Beyond the Algorithm
Today, Abi is increasingly focused on ownership.
“Diversification and ownership are building things that can live beyond algorithms and brand deals,” she says.
She is developing a cookbook, exploring physical products, and hosting events like “The Kiddie Kitchen” and food creator gatherings. She recently blended music and food in a Christmas release and appeared in a Philippine soap opera.
“I’m intentional about turning content into assets,” she says. “Instead of just making a viral video, I ask, can this become a recurring series? A learning tool? A physical product?”
Her ambitions extend globally. This year includes appearances at the Melbourne Food and Wine Festival and other live engagements.
“I want people who watch me to actually taste what I make,” she says.

Perspective as Differentiation
In a saturated industry, Abi believes differentiation comes from lived experience.
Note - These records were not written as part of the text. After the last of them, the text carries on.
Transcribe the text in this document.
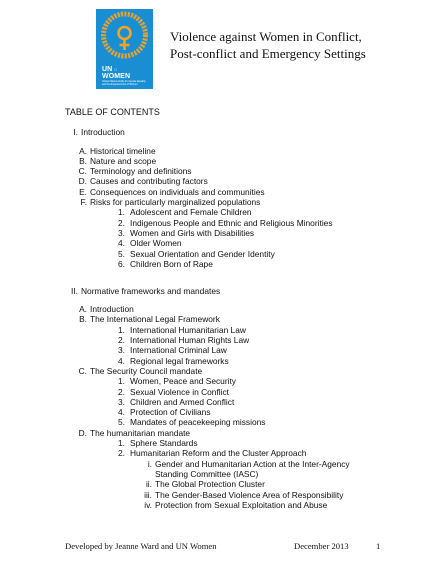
UN □
WOMEN
United Nations Entity for Gender Equality and the Empowerment of Women
Violence against Women in Conflict,
Post-conflict and Emergency Settings
TABLE OF CONTENTS
I. Introduction
A. Historical timeline
B. Nature and scope
C. Terminology and definitions
D. Causes and contributing factors
E. Consequences on individuals and communities
F. Risks for particularly marginalized populations
1. Adolescent and Female Children
2. Indigenous People and Ethnic and Religious Minorities
3. Women and Girls with Disabilities
4. Older Women
5. Sexual Orientation and Gender Identity
6. Children Born of Rape
II. Normative frameworks and mandates
A. Introduction
B. The International Legal Framework
1. International Humanitarian Law
2. International Human Rights Law
3. International Criminal Law
4. Regional legal frameworks
C. The Security Council mandate
1. Women, Peace and Security
2. Sexual Violence in Conflict
3. Children and Armed Conflict
4. Protection of Civilians
5. Mandates of peacekeeping missions
D. The humanitarian mandate
1. Sphere Standards
2. Humanitarian Reform and the Cluster Approach
i. Gender and Humanitarian Action at the Inter-Agency
Standing Committee (IASC)
ii. The Global Protection Cluster
iii. The Gender-Based Violence Area of Responsibility
iv. Protection from Sexual Exploitation and Abuse
Developed by Jeanne Ward and UN Women	December 2013	1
“There is an abundance of content and an abundance of creators,” she says. “The only way you provide unique value is through your perspective.”
A simple adobo recipe becomes a conversation. “This is how my mom cooks it,” she says. “How do you cook your adobo?”
That question invites community participation rather than authority. For creators building cultural brands, her advice is direct. “Focus on your story and your perspective,” she says. “Encourage people to share their version.”
As she expands into books, live events, and owned intellectual property, that principle remains constant.
“The safest thing you can do, and the best way to stand out, is to focus on your story.”